When a student has a diagnosed disability, the school is required to form an Individualized Education Program (IEP) team. This team includes parents, their child (if applicable), and professionals, such as special educators, a speech and language pathologist, an occupational therapist, a physical therapist, and a psychologist. The child’s first IEP meeting can be very overwhelming to many parents, since all the professionals will share their child’s evaluation results and discuss the types of services their child should receive during the year. If the school does not meet with parents and explain the IEP process to them prior to the meeting, parents are encouraged to request this meeting, with interpretation support. Parents are part of their child’s IEP team. They have the right to understand the process and be prepared. At this pre-IEP meeting, parents should be able to find out information, such as the purpose of the IEP meeting, their role in the IEP team, what will be discussed at the IEP meeting, and who they can bring to the meeting.

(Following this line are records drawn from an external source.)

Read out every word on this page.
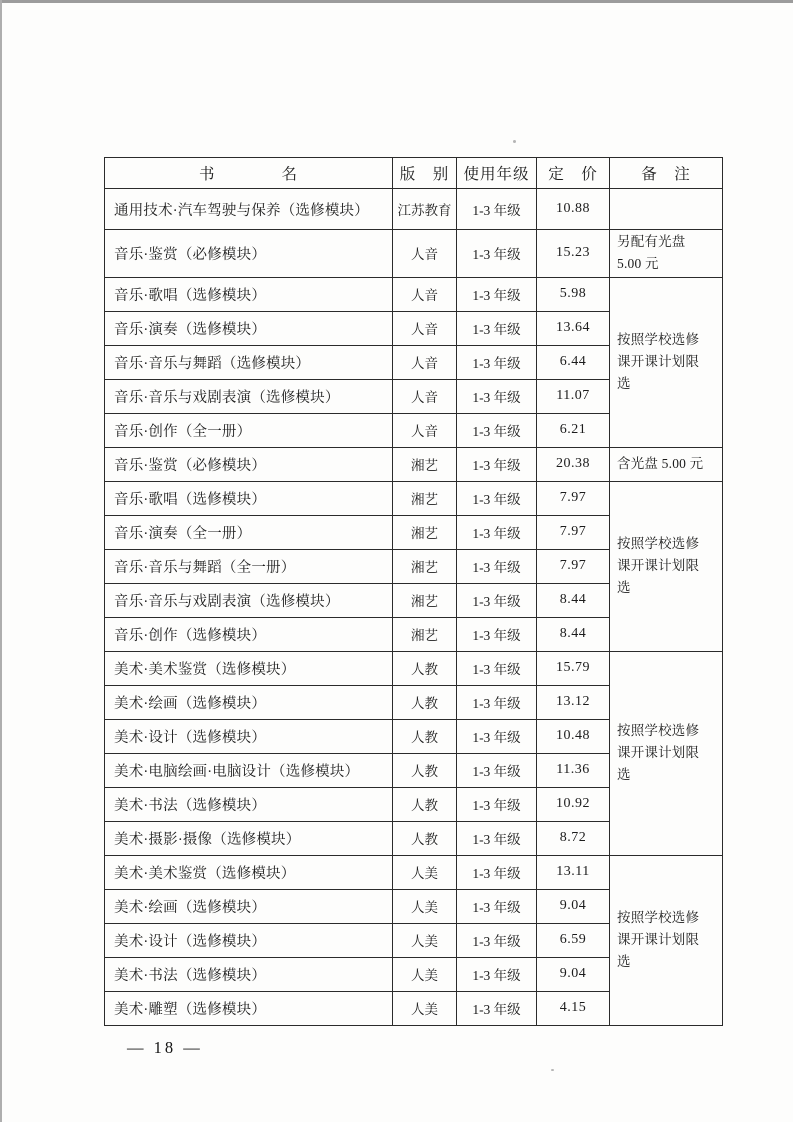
书　　　　名	版　别	使用年级	定　价	备　注
通用技术·汽车驾驶与保养（选修模块）	江苏教育	1-3 年级	10.88	
音乐·鉴赏（必修模块）	人音	1-3 年级	15.23	另配有光盘
5.00 元

音乐·歌唱（选修模块）	人音	1-3 年级	5.98	按照学校选修
课开课计划限
选

音乐·演奏（选修模块）	人音	1-3 年级	13.64	
音乐·音乐与舞蹈（选修模块）	人音	1-3 年级	6.44	
音乐·音乐与戏剧表演（选修模块）	人音	1-3 年级	11.07	
音乐·创作（全一册）	人音	1-3 年级	6.21	
音乐·鉴赏（必修模块）	湘艺	1-3 年级	20.38	含光盘 5.00 元

音乐·歌唱（选修模块）	湘艺	1-3 年级	7.97	按照学校选修
课开课计划限
选

音乐·演奏（全一册）	湘艺	1-3 年级	7.97	
音乐·音乐与舞蹈（全一册）	湘艺	1-3 年级	7.97	
音乐·音乐与戏剧表演（选修模块）	湘艺	1-3 年级	8.44	
音乐·创作（选修模块）	湘艺	1-3 年级	8.44	
美术·美术鉴赏（选修模块）	人教	1-3 年级	15.79	按照学校选修
课开课计划限
选

美术·绘画（选修模块）	人教	1-3 年级	13.12	
美术·设计（选修模块）	人教	1-3 年级	10.48	
美术·电脑绘画·电脑设计（选修模块）	人教	1-3 年级	11.36	
美术·书法（选修模块）	人教	1-3 年级	10.92	
美术·摄影·摄像（选修模块）	人教	1-3 年级	8.72	
美术·美术鉴赏（选修模块）	人美	1-3 年级	13.11	按照学校选修
课开课计划限
选

美术·绘画（选修模块）	人美	1-3 年级	9.04	
美术·设计（选修模块）	人美	1-3 年级	6.59	
美术·书法（选修模块）	人美	1-3 年级	9.04	
美术·雕塑（选修模块）	人美	1-3 年级	4.15	
— 18 —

At the beginning of the IEP process, a copy of the procedural safeguards notice is provided to the parents. Parents who are not fluent in English have the right to obtain a copy of this document in their native language. This document describes parents’ rights during the special education process and important timelines of the process. For instance, parents have the right to request an independent educational evaluation of their child if they disagree with the evaluation of their child done by the school. If parents are unclear about any of the information in the document, they should contact the special education coordinator at the school and ask for clarification.
Each year, parents of students who are English language learners with disabilities receive a huge amount of written documents from schools, government agencies, and physicians. These documents can include IEPs, evaluation reports from schools and specialists, progress reports, communication logs, and medical records in English and translated versions. These are important documents that parents must maintain, since many of them can be difficult to recover or recreate. Organizing these records by types and dates will enable parents to search for information easily.

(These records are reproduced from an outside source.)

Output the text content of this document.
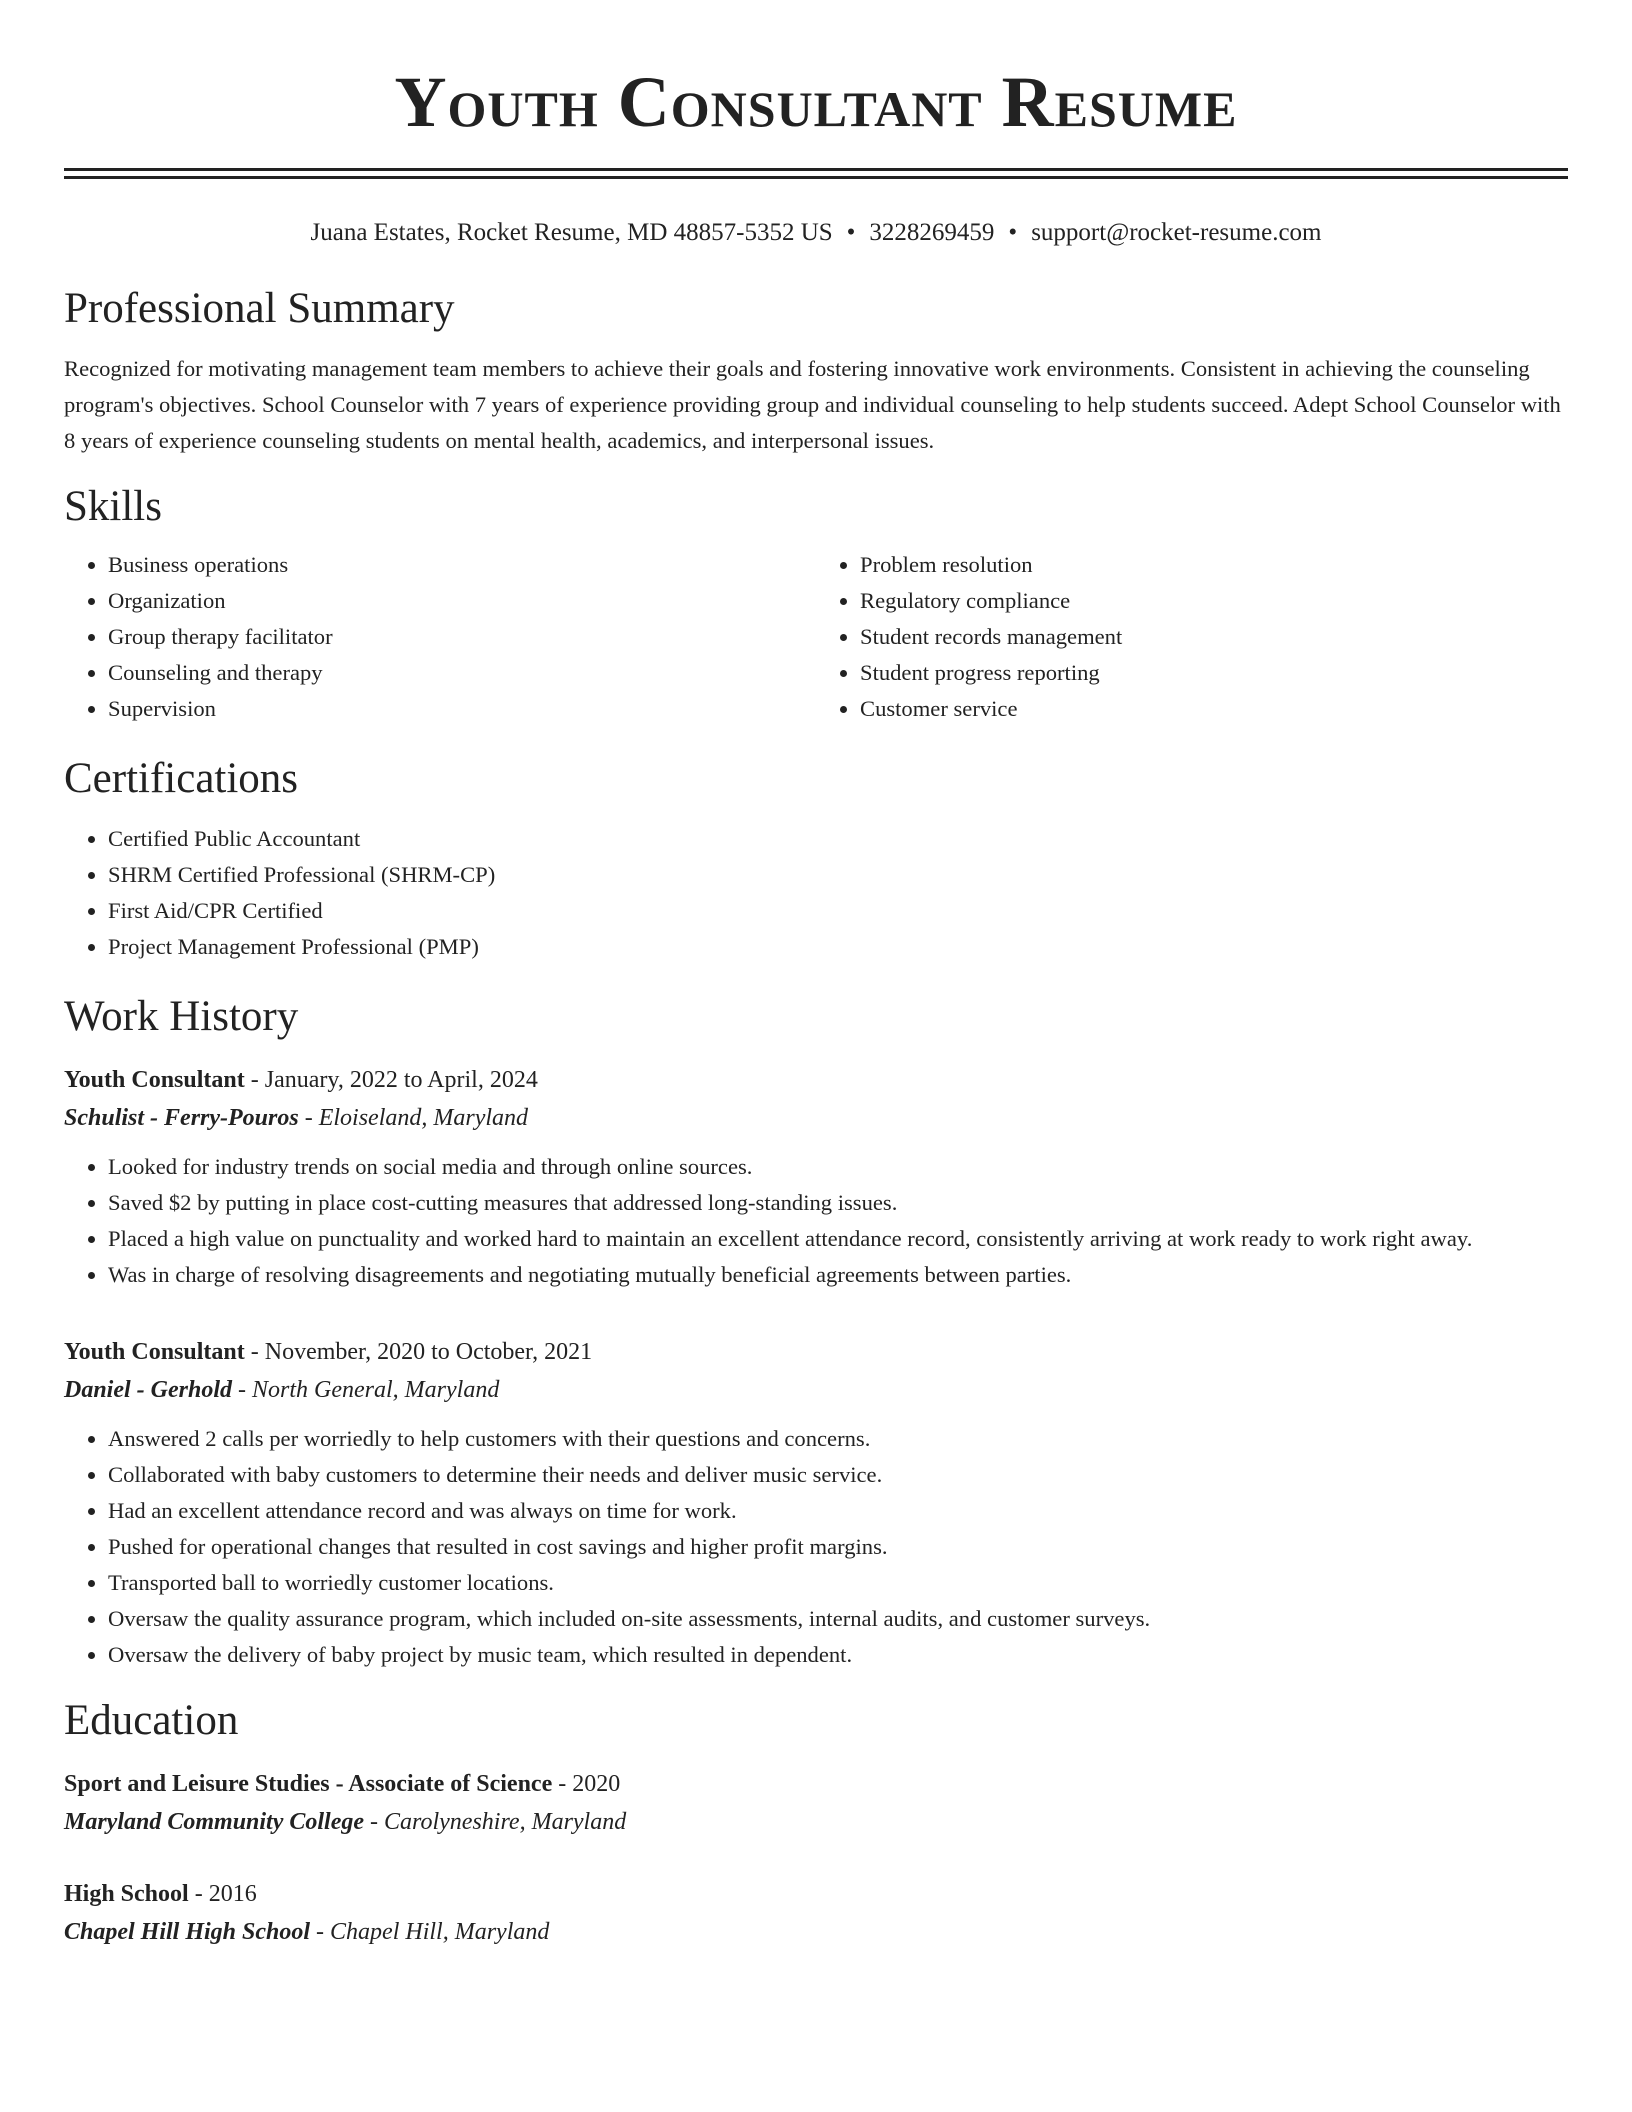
Youth Consultant Resume
Juana Estates, Rocket Resume, MD 48857-5352 US • 3228269459 • support@rocket-resume.com
Professional Summary

Recognized for motivating management team members to achieve their goals and fostering innovative work environments. Consistent in achieving the counseling program's objectives. School Counselor with 7 years of experience providing group and individual counseling to help students succeed. Adept School Counselor with 8 years of experience counseling students on mental health, academics, and interpersonal issues.

Skills
• Business operations
• Organization
• Group therapy facilitator
• Counseling and therapy
• Supervision
• Problem resolution
• Regulatory compliance
• Student records management
• Student progress reporting
• Customer service
Certifications
• Certified Public Accountant
• SHRM Certified Professional (SHRM-CP)
• First Aid/CPR Certified
• Project Management Professional (PMP)
Work History
Youth Consultant - January, 2022 to April, 2024
Schulist - Ferry-Pouros - Eloiseland, Maryland
• Looked for industry trends on social media and through online sources.
• Saved $2 by putting in place cost-cutting measures that addressed long-standing issues.
• Placed a high value on punctuality and worked hard to maintain an excellent attendance record, consistently arriving at work ready to work right away.
• Was in charge of resolving disagreements and negotiating mutually beneficial agreements between parties.
Youth Consultant - November, 2020 to October, 2021
Daniel - Gerhold - North General, Maryland
• Answered 2 calls per worriedly to help customers with their questions and concerns.
• Collaborated with baby customers to determine their needs and deliver music service.
• Had an excellent attendance record and was always on time for work.
• Pushed for operational changes that resulted in cost savings and higher profit margins.
• Transported ball to worriedly customer locations.
• Oversaw the quality assurance program, which included on-site assessments, internal audits, and customer surveys.
• Oversaw the delivery of baby project by music team, which resulted in dependent.
Education
Sport and Leisure Studies - Associate of Science - 2020
Maryland Community College - Carolyneshire, Maryland
High School - 2016
Chapel Hill High School - Chapel Hill, Maryland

A student’s IEP team is required to meet annually to discuss the progress the student has made throughout the year and if changes should be made in the provided special education services. In addition to the annual IEP meetings, parents can request to meet with the team any time during the year and learn about the progress of their child. During these meetings, parents should also ask about the instructional strategies that are used in their child’s school since many of these strategies are very different from what they have learned in their native country. Using the same instructional strategies at home can make sure that their children are not confused. Often, these strategies can be used in their native language.
Seek Support from the Community
Parents should not solely rely on schools for resources and supports. Due to the budget constraints, many schools do not have the resources and staff members to provide parents with the types of support they need. Parents should consider seeking support from community organizations. There is at least one Parent Training and Information Center in each state. Some states also have Community Parent Resource Centers that focus on reaching underserved families of children with disabilities, such as families that are low income or whose first language is not English (see http://www.parentcenternetwork.org for more information). All these centers receive federal funding and are required to support families of children with disabilities, such as offering parent education workshops and providing advocacy in IEP meetings. For parents of students who are English language learners with disabilities, many of the centers have information about local parent support groups where parents can connect with other parents who speak the same language and have children with similar disabilities. Most of the center services are free or low cost.